In this image the telescope was perfectly collimated and one can see that the three central ‘lines’ are symmetrical within their bounding lines. Should the secondary mirror be out of collimation, one or more of these will be offset and, by adjusting the appropriate secondary adjusting secondary screws, can be brought into the centre – making it quite easy to collimate the secondary.
Its use to help collimate an 8 inch Ritchey-Chrétien
I wondered if one would assist in the collimation of my 8-inch Ritchey-Chrétien telescope.
A wide variety of Tri-Batinov Masks are sold by Rother Valley Optics. However, they do not have one for the 8-inch Ritchey-Chrétien and I was intrigued to see how one might use one to confirm its collimation state and perhaps help make some final adjustments. The ‘Lazy Geek’ has made a YouTube video:
which includes some instructions as to how to use software to design a mask and produce a file that can be sent to be 3D printed. This I did with the design shown below.
The resultant mask is 5 mm thick.
Help in the collimation an 8 inch Richey-Chrétien
I have written two previous article to describe my efforts:
https://www.ianmorison.com/experiences-with-collimating-a-ritchey-chretien-telescope/
https://www.ianmorison.com/a-webcam-based-collimation-tool/
In the second of these articles I had shown how an astronomy webcam (ZWO ASI 178 monochrome camera having a 3096 x 2080 pixel sensor) coupled with an 12.5 mm eyepiece can be used to carry out the initial collimation of a telescope and mentioned that some standard webcams could be used instead. So I added a 1.25 inch barrel to a Microsoft VX5000 webcam to see if it could be a suitable alternative. It only has a 640 x 480 pixel sensor so the resolution would not be as good as with the astronomy webcam, but it proved suitable. (Later Microsoft webcams have higher resolution sensors.) Using Windows 10, the free program SharpCap recognises the Microsoft webcams and this was used to view the telescope interior and carry out the initial collimation as described in the previous article so providing a low cost camera solution. Below is the image of the interior of my 8 inch RC telescope using my ZWO webcam with none of the extension units added. It shows the spider leg supports which are not quite symmetric but quite close. This, I think, indicates that the primary mirror is not perfectly aligned along the optical tube axis.
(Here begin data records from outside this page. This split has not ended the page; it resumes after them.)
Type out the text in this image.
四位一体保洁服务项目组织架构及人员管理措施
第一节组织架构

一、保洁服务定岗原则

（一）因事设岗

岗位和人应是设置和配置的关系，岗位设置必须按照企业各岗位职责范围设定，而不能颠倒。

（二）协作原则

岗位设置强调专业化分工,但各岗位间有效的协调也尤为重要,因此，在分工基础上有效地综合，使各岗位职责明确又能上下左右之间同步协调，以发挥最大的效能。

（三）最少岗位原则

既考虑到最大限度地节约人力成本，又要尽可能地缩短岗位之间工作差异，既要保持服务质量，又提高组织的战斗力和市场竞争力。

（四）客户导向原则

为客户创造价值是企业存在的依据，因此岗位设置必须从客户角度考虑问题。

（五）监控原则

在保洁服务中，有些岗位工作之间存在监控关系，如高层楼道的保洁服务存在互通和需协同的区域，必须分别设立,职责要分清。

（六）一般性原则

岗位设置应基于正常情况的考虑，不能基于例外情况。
The Microsoft VX5000 Webcam
(The resolution of the Microsoft webcam image below is just sufficient to show the spider leg supports.)
Final Collimation using an artificial star.
Further collimation adjustments were made with the help of the Geopic Variable Artificial Star available from Rother Valley Optics for ~£100 but a non variable version is available for £52, and instructions can be found on the web to make one very cheaply. (A tiny hole punched into some aluminium foil placed in front of a torch for example.) Its ‘aperture’ was 50 microns made using a fibre optic cable. Placed at ~30 metres from the telescope, its angular size was ~0.4 of an arc second so making a very reasonable ‘test star’.
First Collimation session
Two methods:
1) Using the Tri Batinov Mask
This was placed at the front of the telescope and the ‘Star’ image focussed to provide the image seen below using my AA 294, Micro 4/3, colour camera. It is obvious that the collimation is not perfect as none of the central lines bisect their accompanying pair.
The three allan key slots controlling the axis of the secondary mirror were then finely adjusted to give the result shown below – a big improvement but not perfect.
2) Using Al’s Collimation Aid
Al’s Collimation Aid is a resizable transparent window with:
a small cross hair at the centre of the window
3 adjustable concentric circles
variable opacity of the circles and cross hairs
The concept is that the ‘inner’ circle is adjusted to match the diameter of the central obstruction, and the ‘outer’ circle is adjusted to the diameter of visible disk. As the circles are concentric, any collimation error should be readily apparent.
The download link is given at the very bottom of this URL:
http://sweiller.free.fr/collimation.html
My AA 294, Micro 4/3, colour astro camera was used to image the out of focus star image and ‘Al’s Collimation Aid’ opened and placed over the image with the inner and outer circles adjusted in size as seen in the image below. This showed that the collimation was close but still not quite perfect. (The image is the result of processing a video sequence giving a far better image.)
A further collimation session will be required!